Rumsfeld knew this, and he knew it by studying the last time a great western power fought a protracted Islamic insurgency, which was the Algerian War of Independence (1954-1962).
The French had 500,000 troops in Algeria, which at that time had a population of 9 million. If you scale the troop-to-citizen ratio up to match Iraq's population, that would mean we'd need 1.5 million troops in Iraq. We currently have 138,000.
The French lost 18,000 troops killed over an eight-year period, or 2250 a year. Again, if you scale it up to Iraq ratios, it would be 6750 a year. We're losing about 700 a year, and that figure is falling.

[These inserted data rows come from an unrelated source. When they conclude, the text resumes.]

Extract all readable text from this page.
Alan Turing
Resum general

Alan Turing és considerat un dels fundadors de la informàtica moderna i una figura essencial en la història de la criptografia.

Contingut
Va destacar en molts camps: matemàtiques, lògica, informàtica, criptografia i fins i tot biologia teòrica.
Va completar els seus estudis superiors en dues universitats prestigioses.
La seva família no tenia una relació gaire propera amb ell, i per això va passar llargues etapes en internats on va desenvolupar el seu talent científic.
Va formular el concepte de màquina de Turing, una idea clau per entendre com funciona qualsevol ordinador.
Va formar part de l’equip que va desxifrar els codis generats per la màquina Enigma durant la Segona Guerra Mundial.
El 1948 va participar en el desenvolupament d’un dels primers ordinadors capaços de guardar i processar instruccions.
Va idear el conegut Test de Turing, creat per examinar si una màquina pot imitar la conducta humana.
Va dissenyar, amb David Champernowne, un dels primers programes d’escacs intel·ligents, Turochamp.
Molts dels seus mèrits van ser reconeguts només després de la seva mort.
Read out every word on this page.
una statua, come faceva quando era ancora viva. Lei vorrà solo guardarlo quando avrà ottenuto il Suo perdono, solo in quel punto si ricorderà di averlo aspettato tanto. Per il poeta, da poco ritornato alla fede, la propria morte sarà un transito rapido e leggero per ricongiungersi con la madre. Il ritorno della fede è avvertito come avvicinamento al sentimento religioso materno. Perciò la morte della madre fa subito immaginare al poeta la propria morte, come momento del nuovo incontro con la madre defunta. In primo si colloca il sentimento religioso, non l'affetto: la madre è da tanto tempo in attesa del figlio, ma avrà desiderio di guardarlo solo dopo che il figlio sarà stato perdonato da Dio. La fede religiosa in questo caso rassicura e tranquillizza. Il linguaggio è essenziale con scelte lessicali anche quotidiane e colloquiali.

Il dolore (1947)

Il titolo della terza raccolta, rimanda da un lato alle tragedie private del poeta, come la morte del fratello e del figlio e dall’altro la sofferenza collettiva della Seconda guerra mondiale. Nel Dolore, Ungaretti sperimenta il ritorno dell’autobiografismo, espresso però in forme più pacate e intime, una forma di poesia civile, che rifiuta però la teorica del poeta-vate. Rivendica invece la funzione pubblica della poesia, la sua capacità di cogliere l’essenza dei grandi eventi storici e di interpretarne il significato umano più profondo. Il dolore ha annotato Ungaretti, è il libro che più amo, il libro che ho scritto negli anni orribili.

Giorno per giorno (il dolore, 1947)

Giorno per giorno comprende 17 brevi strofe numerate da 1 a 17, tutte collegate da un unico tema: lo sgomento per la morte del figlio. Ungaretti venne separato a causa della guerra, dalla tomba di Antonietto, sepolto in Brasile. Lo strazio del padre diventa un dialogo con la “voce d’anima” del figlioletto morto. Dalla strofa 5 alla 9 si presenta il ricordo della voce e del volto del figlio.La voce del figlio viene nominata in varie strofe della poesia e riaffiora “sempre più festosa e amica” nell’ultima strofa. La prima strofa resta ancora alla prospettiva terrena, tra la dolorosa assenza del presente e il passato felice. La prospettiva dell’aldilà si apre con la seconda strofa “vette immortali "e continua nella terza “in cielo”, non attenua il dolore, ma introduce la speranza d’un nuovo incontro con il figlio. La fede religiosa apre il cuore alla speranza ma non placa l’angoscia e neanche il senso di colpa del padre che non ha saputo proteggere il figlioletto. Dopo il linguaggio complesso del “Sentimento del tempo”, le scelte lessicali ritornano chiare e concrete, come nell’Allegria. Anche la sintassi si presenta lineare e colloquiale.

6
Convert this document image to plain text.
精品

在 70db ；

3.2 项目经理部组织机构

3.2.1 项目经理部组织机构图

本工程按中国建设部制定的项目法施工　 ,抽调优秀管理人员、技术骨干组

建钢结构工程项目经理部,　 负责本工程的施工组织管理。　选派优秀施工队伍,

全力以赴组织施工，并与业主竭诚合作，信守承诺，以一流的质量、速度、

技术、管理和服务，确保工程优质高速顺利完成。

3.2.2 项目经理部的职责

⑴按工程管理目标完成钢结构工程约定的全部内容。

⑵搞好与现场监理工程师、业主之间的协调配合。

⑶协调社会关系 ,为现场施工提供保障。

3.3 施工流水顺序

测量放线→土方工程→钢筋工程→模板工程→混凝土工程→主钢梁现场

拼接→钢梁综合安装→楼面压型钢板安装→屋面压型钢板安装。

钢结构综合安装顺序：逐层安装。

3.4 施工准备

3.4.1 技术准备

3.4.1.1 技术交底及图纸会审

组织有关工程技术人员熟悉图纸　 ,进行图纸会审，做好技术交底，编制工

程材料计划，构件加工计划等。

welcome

Between 350,000 and 1.5 million Algerians were killed. To scale those figures up to Iraq, multiply them by three. So far in Iraq, about 32,000 have died, including terrorists.
The French used a policy of collective punishment in Algeria: If a village harbored insurgents, the village was bombed from the air or hit with artillery strikes. The French also tortured suspects to death, rounded people up by the thousands and shot them without trial, and put about 2 million in concentration camps. And they still lost the war.
With less than 10% of the troops (proportionally) that France had in Algeria, and with a policy not of conquest but of partnership, look what we've accomplished. More importantly, look at the slaughter we've avoided.
Something to thank Rumsfeld--not the generals--for.